Honesty unlocked the rusty gate to the wall I had built around my heart. It was an amazing breakthrough for me to understand that even if my prayers are only yelled at God in total disillusionment, I must keep taking my pain to God. He cannot help me when I lock Him out, hide or run away. I am free to weep with Hannah, as long as that weeping was done before the Lord.
The truth is, even when He seems silent to my cries, He is listening and does care, grieving deeply with me in my loneliness. Not only does He care, but He relates with personal understanding. Remember Jesus' cry from the cross, "My God, why have you forsaken me"?
While I demanded the joy of motherhood, I never stopped to consider how it would break my heart to be rejected by my child in the way I was treating the Lord. By grace, just as I could never stop loving a prodigal, God's persistent love never abandoned me either.

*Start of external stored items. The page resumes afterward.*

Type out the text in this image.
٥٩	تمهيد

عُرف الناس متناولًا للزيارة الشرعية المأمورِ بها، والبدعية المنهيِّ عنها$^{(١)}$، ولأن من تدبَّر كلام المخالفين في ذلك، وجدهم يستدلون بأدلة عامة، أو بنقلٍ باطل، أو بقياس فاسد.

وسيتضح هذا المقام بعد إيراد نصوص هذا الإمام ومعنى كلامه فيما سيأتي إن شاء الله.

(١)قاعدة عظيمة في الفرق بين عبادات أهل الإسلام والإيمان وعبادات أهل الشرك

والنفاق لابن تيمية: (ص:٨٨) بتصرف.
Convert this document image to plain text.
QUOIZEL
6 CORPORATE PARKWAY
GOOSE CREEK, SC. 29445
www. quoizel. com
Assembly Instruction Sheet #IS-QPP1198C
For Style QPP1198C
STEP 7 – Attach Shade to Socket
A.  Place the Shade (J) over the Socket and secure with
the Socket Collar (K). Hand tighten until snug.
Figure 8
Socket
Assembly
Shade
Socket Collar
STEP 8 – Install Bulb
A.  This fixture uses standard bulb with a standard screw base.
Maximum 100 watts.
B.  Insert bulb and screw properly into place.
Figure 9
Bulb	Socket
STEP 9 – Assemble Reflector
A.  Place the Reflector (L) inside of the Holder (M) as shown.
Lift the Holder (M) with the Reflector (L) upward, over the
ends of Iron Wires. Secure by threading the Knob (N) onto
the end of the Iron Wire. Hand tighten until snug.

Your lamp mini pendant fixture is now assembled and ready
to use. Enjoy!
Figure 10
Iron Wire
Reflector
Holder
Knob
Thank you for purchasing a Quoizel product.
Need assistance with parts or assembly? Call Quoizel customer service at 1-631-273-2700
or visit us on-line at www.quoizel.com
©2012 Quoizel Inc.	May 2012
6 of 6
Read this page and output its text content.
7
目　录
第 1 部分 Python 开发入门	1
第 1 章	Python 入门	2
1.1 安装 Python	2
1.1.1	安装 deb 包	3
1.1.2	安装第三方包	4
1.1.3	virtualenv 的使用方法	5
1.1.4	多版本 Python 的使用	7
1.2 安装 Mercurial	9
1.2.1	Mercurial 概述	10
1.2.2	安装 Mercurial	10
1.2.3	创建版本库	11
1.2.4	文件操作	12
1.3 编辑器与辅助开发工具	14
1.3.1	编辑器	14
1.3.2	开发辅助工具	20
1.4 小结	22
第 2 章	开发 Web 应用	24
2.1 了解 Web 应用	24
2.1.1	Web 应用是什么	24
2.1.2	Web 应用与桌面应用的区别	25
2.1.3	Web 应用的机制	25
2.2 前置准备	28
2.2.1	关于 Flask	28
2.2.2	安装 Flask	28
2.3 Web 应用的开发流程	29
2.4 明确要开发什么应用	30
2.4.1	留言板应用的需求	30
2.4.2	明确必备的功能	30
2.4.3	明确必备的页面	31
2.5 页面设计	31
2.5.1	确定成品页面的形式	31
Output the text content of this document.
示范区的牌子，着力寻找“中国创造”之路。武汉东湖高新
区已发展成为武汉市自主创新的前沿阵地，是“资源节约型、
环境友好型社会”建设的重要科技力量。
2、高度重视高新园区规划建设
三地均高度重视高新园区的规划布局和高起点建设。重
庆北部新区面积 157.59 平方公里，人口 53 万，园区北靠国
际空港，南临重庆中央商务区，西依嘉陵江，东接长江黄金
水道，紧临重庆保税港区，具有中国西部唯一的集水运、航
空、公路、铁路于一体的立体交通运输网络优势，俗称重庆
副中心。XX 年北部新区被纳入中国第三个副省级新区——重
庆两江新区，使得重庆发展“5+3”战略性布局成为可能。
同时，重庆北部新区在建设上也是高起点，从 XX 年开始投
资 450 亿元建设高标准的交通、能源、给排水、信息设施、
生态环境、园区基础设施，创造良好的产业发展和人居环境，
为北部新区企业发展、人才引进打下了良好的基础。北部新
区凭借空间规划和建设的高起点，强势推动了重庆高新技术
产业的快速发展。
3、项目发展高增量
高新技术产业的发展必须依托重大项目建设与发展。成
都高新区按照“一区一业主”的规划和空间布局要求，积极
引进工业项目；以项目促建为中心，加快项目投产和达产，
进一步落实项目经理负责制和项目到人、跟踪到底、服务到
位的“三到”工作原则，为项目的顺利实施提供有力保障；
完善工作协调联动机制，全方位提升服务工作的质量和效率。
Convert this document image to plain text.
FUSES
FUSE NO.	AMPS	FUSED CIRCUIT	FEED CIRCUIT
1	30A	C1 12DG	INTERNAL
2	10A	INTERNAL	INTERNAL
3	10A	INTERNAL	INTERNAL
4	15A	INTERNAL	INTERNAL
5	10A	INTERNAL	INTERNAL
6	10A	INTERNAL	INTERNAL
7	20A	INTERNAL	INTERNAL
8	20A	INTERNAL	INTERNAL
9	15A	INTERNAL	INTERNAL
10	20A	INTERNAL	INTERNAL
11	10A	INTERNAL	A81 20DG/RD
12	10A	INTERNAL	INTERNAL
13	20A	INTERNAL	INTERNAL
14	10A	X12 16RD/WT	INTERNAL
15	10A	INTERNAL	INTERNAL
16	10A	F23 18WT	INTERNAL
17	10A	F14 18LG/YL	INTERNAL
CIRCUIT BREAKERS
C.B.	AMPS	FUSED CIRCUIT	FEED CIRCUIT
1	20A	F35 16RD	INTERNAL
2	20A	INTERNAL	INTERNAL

But neither did His love trespass where uninvited. In order for fellowship to be restored, I had to ask Him to knock down walls and weed my heart. Jesus declares, "I am the true vine, and my Father is the gardener. He cuts off every branch in me that bears no fruit, while every branch that does bear fruit he prunes so that it will be even more fruitful" (John 15:1-2). Pruning often seems more painful than letting bitterness remain rooted, but God is the master Gardener who desires to see us bloom. By drinking deeply of Living Water, even when I don't feel like it, the soil of my heart will slowly soften, allowing weeds to less painfully release their hold.